Because of the high number of recent foster cases, DHS has had to make exceptions to the number of children allowed in foster homes, and staff have even rented hotel rooms for a night until they can find temporary homes for children, Hill said.
“We have beautiful children that need a home to love them while their families are in the process of healing,” Phillips said. “We need homes for infants to 18-year-olds. However, right now, we do have a lot more younger children than older.”
People interested in fostering children must first pass a criminal background check, complete 15 hours of training, go through a home-safety process and obtain a written assessment of their family and their specialties, Phillips said.

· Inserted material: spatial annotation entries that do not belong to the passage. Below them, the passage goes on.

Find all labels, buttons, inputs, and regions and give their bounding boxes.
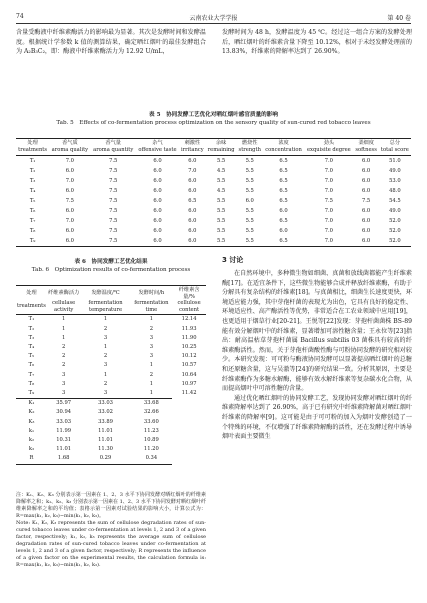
stats-cell: 30.94	[56, 409, 72, 416]
table-cell: 7.5	[109, 187, 118, 194]
table-row	[16, 389, 206, 399]
table-cell: 3	[103, 334, 108, 341]
table-cell: 1	[103, 343, 108, 350]
discussion-paragraph-1: 在自然环境中，多种微生物如细菌、真菌和放线菌都能产生纤维素酶[17]。在适宜条件下，这些微生物能够合成并释放纤维素酶，有助于分解具有复杂结构的纤维素[18]。与真菌相比，细菌生长速度更快，环境适应能力强，其中芽孢杆菌的表现尤为出色，它具有良好的稳定性、环境适应性、高产酶活性等优势，非常适合在工农业领域中应用[19]，也更适用于烟草行业[20-21]。王悦等[22]发现：芽孢杆菌菌株 BS-89 能有效分解烟叶中的纤维素，显著增加可溶性糖含量；王永位等[23]指出：耐高温枯草芽孢杆菌属 Bacillus subtilis 03 菌株具有较高的纤维素酶活性。然而，关于芽孢杆菌酸性酶与可粉协同发酵的研究相对较少。本研究发现：可可粉与酶液协同发酵可以显著提高晒红烟叶的总糖和还原糖含量，这与吴澈等[24]的研究结果一致。分析其原因，主要是纤维素酶作为多糖水解酶，能够有效水解纤维素等复杂碳水化合物，从而提高烟叶中可溶性糖的含量。	[222, 270, 412, 393]
table-cell: 3	[149, 353, 154, 360]
table-cell: 6.0	[153, 167, 162, 174]
stats-cell: k₁	[28, 427, 35, 434]
stats-row	[16, 408, 206, 417]
table-cell: 2	[103, 380, 108, 387]
table-cell: 2	[149, 325, 154, 332]
stats-cell: 1.68	[47, 454, 81, 464]
table-cell: 6.0	[361, 218, 371, 225]
table-cell: 6.0	[65, 187, 74, 194]
stats-row	[16, 399, 206, 409]
table5-header-en: strength	[237, 147, 263, 155]
paragraph-text: 含量受酶液中纤维素酶活力的影响最为显著。其次是发酵时间和发酵温度。根据统计学参数 k 值的测算结果，确定晒红烟叶的最佳发酵组合为 A₂B₃C₂，即：酶液中纤维素酶活力为 12.92 U/mL，	[16, 29, 206, 56]
table5-header-en: exquisite degree	[304, 147, 353, 155]
discussion-body	[222, 269, 412, 442]
table-cell: 49.0	[389, 167, 401, 174]
table-cell: 7.5	[65, 197, 74, 204]
table-cell: 6.5	[279, 167, 288, 174]
table-cell: 12.14	[181, 316, 197, 323]
table-cell: 7.0	[324, 187, 333, 194]
stats-cell: R	[16, 454, 47, 464]
table6-header-en: treatments	[16, 300, 47, 315]
table-cell: T₅	[28, 353, 35, 360]
table-cell: 6.0	[65, 208, 74, 215]
table-row	[16, 166, 411, 176]
table-row	[16, 226, 411, 236]
table-cell: 7.0	[324, 167, 333, 174]
table-cell: 1	[103, 371, 108, 378]
table-cell: 6.5	[188, 197, 197, 204]
table-cell: 5.5	[206, 236, 237, 247]
table6-note	[16, 492, 206, 569]
stats-cell: 35.97	[47, 399, 81, 409]
table-cell: 6.0	[279, 228, 288, 235]
table-cell: 7.0	[324, 218, 333, 225]
table-cell: T₂	[28, 325, 35, 332]
table5-caption-en: Tab. 5 Effects of co-fermentation process optimization on the sensory quality of sun-cured red tobacco leaves	[56, 120, 371, 126]
table5-header-zh: 燃烧性	[237, 139, 263, 147]
table-cell: 6.0	[65, 167, 74, 174]
stats-cell: K₁	[16, 399, 47, 409]
table-cell: 6.0	[188, 208, 197, 215]
table-cell: 52.0	[379, 236, 411, 247]
table-cell: 7.0	[65, 177, 74, 184]
table-cell: 6.0	[136, 236, 179, 247]
table-cell: 11.90	[181, 334, 197, 341]
table6-header-zh: 处理	[16, 286, 47, 301]
table-cell: T₄	[29, 187, 36, 194]
table-cell: 11.42	[181, 390, 197, 397]
paragraph-text: 发酵时间为 48 h，发酵温度为 45 ℃。经过这一组合方案的发酵处理后，晒红烟叶的纤维素含量下降至 10.12%，相对于未经发酵处理前的 13.83%，纤维素的降解率达到了 26.90%。	[222, 29, 412, 56]
table-cell: 3	[62, 390, 66, 396]
table-cell: T₆	[29, 208, 36, 215]
table5-header-en: irritancy	[179, 147, 205, 155]
table-cell: 6.0	[153, 157, 162, 164]
table-cell: 4.5	[216, 187, 226, 194]
table-cell: 2	[149, 371, 154, 378]
stats-cell: 11.01	[98, 427, 113, 434]
table-cell: 2	[62, 353, 66, 360]
table-cell: 6.0	[153, 228, 162, 235]
stats-cell: 0.34	[131, 454, 173, 464]
table-cell: 54.5	[389, 197, 401, 204]
table-cell: 6.0	[188, 157, 197, 164]
table-cell: 7.5	[324, 197, 333, 204]
table-cell: 3	[149, 334, 154, 341]
table5-header-en: aroma quantity	[91, 147, 136, 155]
note-en: Note: K₁, K₂, K₃ represents the sum of cellulose degradation rates of sun-cured tobacco leaves under co-fermentation at levels 1, 2 and 3 of a given factor, respectively; k₁, k₂, k₃ represents the average sum of cellulose degradation rates of sun-cured tobacco leaves under co-fermentation at levels 1, 2 and 3 of a given factor, respectively; R represents the influence of a given factor on the experimental results, the calculation formula is: R=max(k₁, k₂, k₃)−min(k₁, k₂, k₃).	[16, 520, 206, 568]
table-row	[16, 176, 411, 186]
table5-header-zh: 劲头	[304, 139, 353, 147]
table-cell: 1	[149, 390, 154, 396]
table-cell: 7.0	[304, 236, 353, 247]
table-cell: 3	[62, 371, 66, 378]
stats-cell: 11.23	[143, 427, 159, 434]
stats-row	[16, 454, 206, 464]
table-cell: 3	[103, 362, 108, 369]
stats-cell: 11.01	[56, 446, 72, 453]
table-cell: 5.5	[245, 228, 254, 235]
table-cell: T₂	[29, 167, 36, 174]
table-cell: 6.0	[153, 218, 162, 225]
table5-header-zh: 余味	[206, 139, 237, 147]
table-cell: 10.12	[181, 353, 197, 360]
table-cell: 1	[62, 325, 66, 332]
table-row	[16, 380, 206, 389]
stats-cell: 33.68	[131, 399, 173, 409]
stats-cell: 11.30	[98, 446, 113, 453]
table-cell: T₉	[28, 390, 35, 396]
table6-caption-zh: 表 6 协同发酵工艺优化结果	[74, 259, 148, 265]
table-cell: 6.5	[279, 187, 288, 194]
table-row	[16, 216, 411, 226]
table-cell: 1	[103, 316, 108, 323]
table-row	[16, 196, 411, 206]
stats-row	[16, 418, 206, 427]
header-rule	[16, 23, 411, 24]
table5-header-zh: 香气量	[91, 139, 136, 147]
table-row	[16, 343, 206, 352]
table-cell: 5.5	[245, 157, 254, 164]
table-cell: 5.5	[245, 187, 254, 194]
table5-header-en: concentration	[263, 147, 304, 155]
table-cell: 11.93	[181, 325, 197, 332]
table-row	[16, 155, 411, 166]
table-cell: 51.0	[389, 157, 401, 164]
table-cell: 6.0	[65, 228, 74, 235]
table5-header-zh: 香气质	[49, 139, 90, 147]
table-cell: 6.5	[279, 157, 288, 164]
table-cell: 6.0	[361, 228, 371, 235]
table-cell: 7.5	[109, 177, 118, 184]
stats-cell: 10.31	[56, 437, 72, 444]
table6-header-zh: 纤维素酶活力	[47, 286, 81, 301]
table-cell: 7.5	[109, 218, 118, 225]
table5-header-en: treatments	[16, 147, 49, 155]
stats-cell: 0.29	[80, 454, 130, 464]
table5-header-zh: 处理	[16, 139, 49, 147]
table-cell: 5.5	[216, 228, 226, 235]
table6-header-en: fermentation time	[131, 300, 173, 315]
stats-cell: 32.66	[143, 409, 159, 416]
table-cell: 5.5	[216, 177, 226, 184]
discussion-paragraph-2: 通过优化晒红烟叶的协同发酵工艺，发现协同发酵对晒红烟叶的纤维素降解率达到了 26.90%，高于已有研究中纤维素降解菌对晒红烟叶纤维素的降解率[9]。这可能是由于可可粉的加入为烟叶发酵创造了一个特殊的环境，不仅增强了纤维素降解酶的活性，还在发酵过程中诱导烟叶表面主要微生	[222, 394, 412, 441]
table-cell: 52.0	[389, 218, 401, 225]
table-cell: 7.0	[65, 157, 74, 164]
table6-header-en: fermentation temperature	[80, 300, 130, 315]
table6-caption-en: Tab. 6 Optimization results of co-fermentation process	[31, 267, 191, 273]
table6-header-en: cellulase activity	[47, 300, 81, 315]
table-cell: 5.5	[216, 208, 226, 215]
table-cell: 6.0	[153, 187, 162, 194]
table-cell: 48.0	[389, 187, 401, 194]
table-cell: T₃	[28, 334, 35, 341]
table-cell: 10.64	[181, 371, 197, 378]
table-cell: 5.5	[216, 157, 226, 164]
table-cell: 6.0	[361, 177, 371, 184]
table-cell: T₄	[28, 343, 35, 350]
table-row	[16, 371, 206, 380]
table-cell: T₈	[29, 228, 36, 235]
table-cell: 7.5	[361, 197, 371, 204]
table-cell: 6.5	[279, 218, 288, 225]
table-cell: 6.0	[188, 218, 197, 225]
table-cell: 53.0	[389, 177, 401, 184]
table6-header-en: cellulose content	[172, 300, 206, 315]
section-title: 3 讨论	[222, 256, 244, 264]
table-row	[16, 206, 411, 216]
table5-header-zh: 杂气	[136, 139, 179, 147]
table-cell: 5.5	[245, 218, 254, 225]
stats-cell: 11.99	[56, 427, 72, 434]
table-cell: 7.0	[324, 208, 333, 215]
table6-caption	[16, 258, 206, 274]
table-cell: 1	[62, 316, 66, 323]
table-cell: 5.5	[216, 197, 226, 204]
stats-cell: 11.01	[98, 437, 113, 444]
table-cell: 1	[149, 316, 154, 323]
table-row	[16, 236, 411, 247]
table-cell: 2	[103, 353, 108, 360]
table-cell: 7.5	[91, 236, 136, 247]
table-cell: 5.5	[245, 167, 254, 174]
table-cell: T₆	[28, 362, 35, 369]
table-cell: 7.0	[324, 157, 333, 164]
table5-header-zh: 总分	[379, 139, 411, 147]
table-cell: 52.0	[389, 228, 401, 235]
stats-cell: 33.60	[143, 418, 159, 425]
table-cell: T₉	[16, 236, 49, 247]
table-cell: 49.0	[389, 208, 401, 215]
table-cell: 6.0	[361, 157, 371, 164]
table-cell: 6.0	[188, 187, 197, 194]
table-cell: 7.5	[109, 197, 118, 204]
table-cell: 2	[62, 343, 66, 350]
table-cell: 6.0	[361, 208, 371, 215]
table-cell: 6.5	[279, 197, 288, 204]
table-cell: 10.57	[181, 362, 197, 369]
table-cell: 7.5	[109, 228, 118, 235]
table-cell: 3	[62, 380, 66, 387]
table-cell: T₇	[29, 218, 36, 225]
table-cell: 6.5	[263, 236, 304, 247]
table-row	[16, 334, 206, 343]
table-cell: 3	[103, 390, 108, 396]
stats-row	[16, 436, 206, 445]
table-cell: 6.0	[153, 208, 162, 215]
table-cell: 10.97	[181, 380, 197, 387]
top-left-paragraph	[16, 28, 206, 57]
table-cell: 5.5	[216, 218, 226, 225]
stats-cell: K₂	[28, 409, 35, 416]
table-cell: 6.0	[49, 236, 90, 247]
table-cell: 6.0	[153, 177, 162, 184]
table5-header-en: softness	[353, 147, 378, 155]
table-cell: T₃	[29, 177, 36, 184]
table5-header-zh: 浓度	[263, 139, 304, 147]
stats-row	[16, 445, 206, 454]
table6-header-zh: 发酵时间/h	[131, 286, 173, 301]
table5-header-en: total score	[379, 147, 411, 155]
table6	[16, 285, 206, 465]
top-right-paragraph	[222, 28, 412, 57]
stats-cell: 33.02	[98, 409, 113, 416]
table-cell: 1	[149, 362, 154, 369]
table-cell: 2	[62, 362, 66, 369]
table-cell: T₇	[28, 371, 35, 378]
journal-title: 云南农业大学学报	[189, 15, 238, 22]
stats-cell: 10.89	[143, 437, 159, 444]
table-cell: 5.5	[245, 177, 254, 184]
volume-label: 第 40 卷	[387, 15, 411, 22]
table-cell: 6.0	[188, 177, 197, 184]
page-number: 74	[16, 13, 24, 20]
table-cell: 6.0	[361, 187, 371, 194]
table-cell: 6.0	[179, 236, 205, 247]
table-cell: 2	[103, 325, 108, 332]
table5-header-en: offensive taste	[136, 147, 179, 155]
table-cell: 6.0	[188, 228, 197, 235]
table6-header-zh: 纤维素含量/%	[172, 286, 206, 301]
table6-header-zh: 发酵温度/℃	[80, 286, 130, 301]
table-cell: 10.25	[181, 343, 197, 350]
table-cell: 7.0	[65, 218, 74, 225]
stats-cell: k₂	[28, 437, 35, 444]
table-cell: 7.0	[188, 167, 197, 174]
table-row	[16, 325, 206, 334]
table-cell: 7.0	[324, 177, 333, 184]
stats-cell: K₃	[28, 418, 35, 425]
table-cell: 1	[149, 380, 154, 387]
table5-header-en: remaining	[206, 147, 237, 155]
table-cell: 3	[149, 343, 154, 350]
table-cell: 6.0	[245, 197, 254, 204]
stats-cell: 11.20	[143, 446, 159, 453]
table-cell: 6.0	[361, 167, 371, 174]
stats-row	[16, 427, 206, 436]
table5-caption	[16, 111, 411, 127]
stats-cell: 33.03	[80, 399, 130, 409]
table-cell: 5.5	[245, 208, 254, 215]
table-cell: 4.5	[216, 167, 226, 174]
table-cell: 6.5	[279, 177, 288, 184]
stats-cell: k₃	[28, 446, 35, 453]
table-cell: 6.0	[279, 208, 288, 215]
table-cell: 7.5	[109, 157, 118, 164]
table5-header-zh: 柔细度	[353, 139, 378, 147]
stats-cell: 33.03	[56, 418, 72, 425]
table-row	[16, 315, 206, 325]
table-cell: 7.5	[109, 167, 118, 174]
table5-header-en: aroma quality	[49, 147, 90, 155]
table-row	[16, 361, 206, 370]
table-cell: T₁	[29, 157, 36, 164]
table-cell: 6.0	[153, 197, 162, 204]
stats-cell: 33.89	[98, 418, 113, 425]
table-row	[16, 352, 206, 361]
note-zh: 注：K₁、K₂、K₃ 分别表示第一因素在 1、2、3 水平下协同发酵对晒红烟叶的纤维素降解率之和；k₁、k₂、k₃ 分别表示第一因素在 1、2、3 水平下协同发酵对晒红烟叶纤维素降解率之和的平均值；表格示第一因素对试验结果的影响大小，计算公式为：R=max(k₁, k₂, k₃)−min(k₁, k₂, k₃)。	[16, 492, 206, 519]
table-cell: 7.5	[109, 208, 118, 215]
table-cell: 1	[62, 334, 66, 341]
table-cell: 6.0	[353, 236, 378, 247]
table5	[16, 138, 411, 247]
table-cell: 7.0	[324, 228, 333, 235]
table-cell: 5.5	[237, 236, 263, 247]
table5-header-zh: 刺激性	[179, 139, 205, 147]
table-cell: T₅	[29, 197, 36, 204]
table-row	[16, 186, 411, 196]
table5-caption-zh: 表 5 协同发酵工艺优化对晒红烟叶感官质量的影响	[149, 112, 278, 118]
page-header	[16, 13, 411, 23]
table-cell: T₈	[28, 380, 35, 387]
table-cell: T₁	[28, 316, 35, 323]
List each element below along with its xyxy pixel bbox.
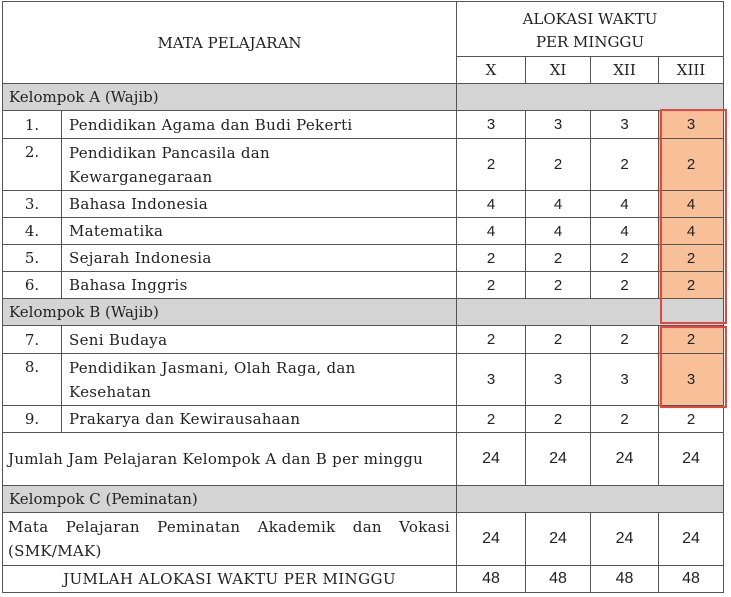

“We do try to match children to homes that can specifically meet their needs,” Phillips said.
Foster parents are reimbursed for room and board, but Hill stressed this is not a way to make some extra money. DHS pays for the child’s needs and little else.
Oregon law requires DHS put a plan in action to return the children to the parents as soon as possible, Hill said. They try to place parents into programs to provide the assistance needed, and once they have shown the ability to sustain a safe environment for their children they can be reunited.